How to End a Friendship

The End Background

By Donna Shea & Nadine Briggs

For two people who focus on supporting kids with making and keeping friends, it may seem counter-intuitive for us to discuss ending a friendship. It is an important question that came up this summer and is worth considering when a friendship may be over. Friendships do end, though, and your child or teen may need or want to stop a friendship and not know how.

Sometimes friendships end with a bang. This can come in the form of a betrayal or argument, or something egregious enough that your child or teen no longer wants anything to do with the friendship. We would advise that your child or teen re-visit the thought of completely ending a friendship after he or she calms down. Good friends can be hard to find, so it may be worth looking at whether or not what happened is forgivable. There are times when it won’t be forgivable. In this case, encourage your child to make a clean break of it (blocking numbers and social media, etc.) and if he or she has to deal with the ex-friend at school, to do his or her best to act respectfully while maintaining the end-of-friendship boundaries.

More often, friendships fizzle out. This happens especially between age 10 and when moving into the first year of middle school but can occur anytime in a child’s life. Kids find that the friendships that fulfilled them in elementary school may markedly change as more specific interests (sports, band, etc.) emerge. It’s important to help your child understand that this shift in friendship is a natural and normal phase, despite as difficult as it can be. If your child is moving in a different direction and has friends that are having a difficult time letting go, encourage your child to again be respectful, but also to allow your child to refuse invitations politely or to “be busy.” We should also let children know that if their invitations or being refused, or a particular friend is now always “busy” that these are quiet signals that the friend may either need a break from the friendship or has moved in a new direction. When your child is sad about this, and he or she may be, empathize and allow a child to grieve the loss of the friend without allowing him or her to get stuck. Kids may experience a time when they don’t have any friends and this is also natural but usually only temporary. He or she can use the tips in our book on how to find and make new friends.
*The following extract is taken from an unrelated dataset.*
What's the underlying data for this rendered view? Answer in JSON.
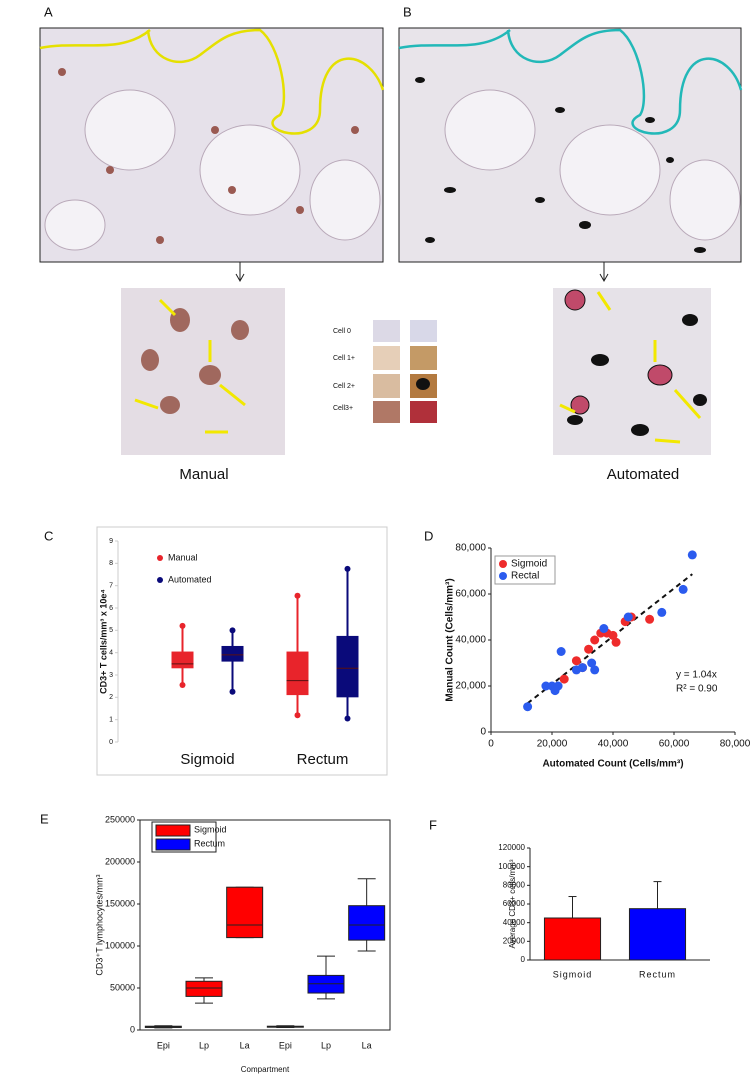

Friendship also ends due to distance or when a friend moves away. Keeping up long distance relationships, even in this day of video chat and social media, requires investment in friendship on both sides. Adults will have an easier time of this than kids do, so if you find that your child spends less and less time talking to his or her best friend that had to move away, that’s okay. However, some kids can be devastated when his or her best friend, and only friend, moves. This happens more than you may think. Encourage your child to have at least two good friends, just in case one of them does have to move.

There are times when you, as a parent, may have to end the friendship between your child and other friends. If you feel that another child or teen is having a bad influence on your child, or if your child has suddenly formed friendships with kids you are not familiar with, and has distanced themselves from from kids you know well, then it may be time to intervene. If your radar goes up, listen to it. Your child may be angry with you and even tell you he or she hates you, but your child’s safety and well-being are more important than a questionable friendship.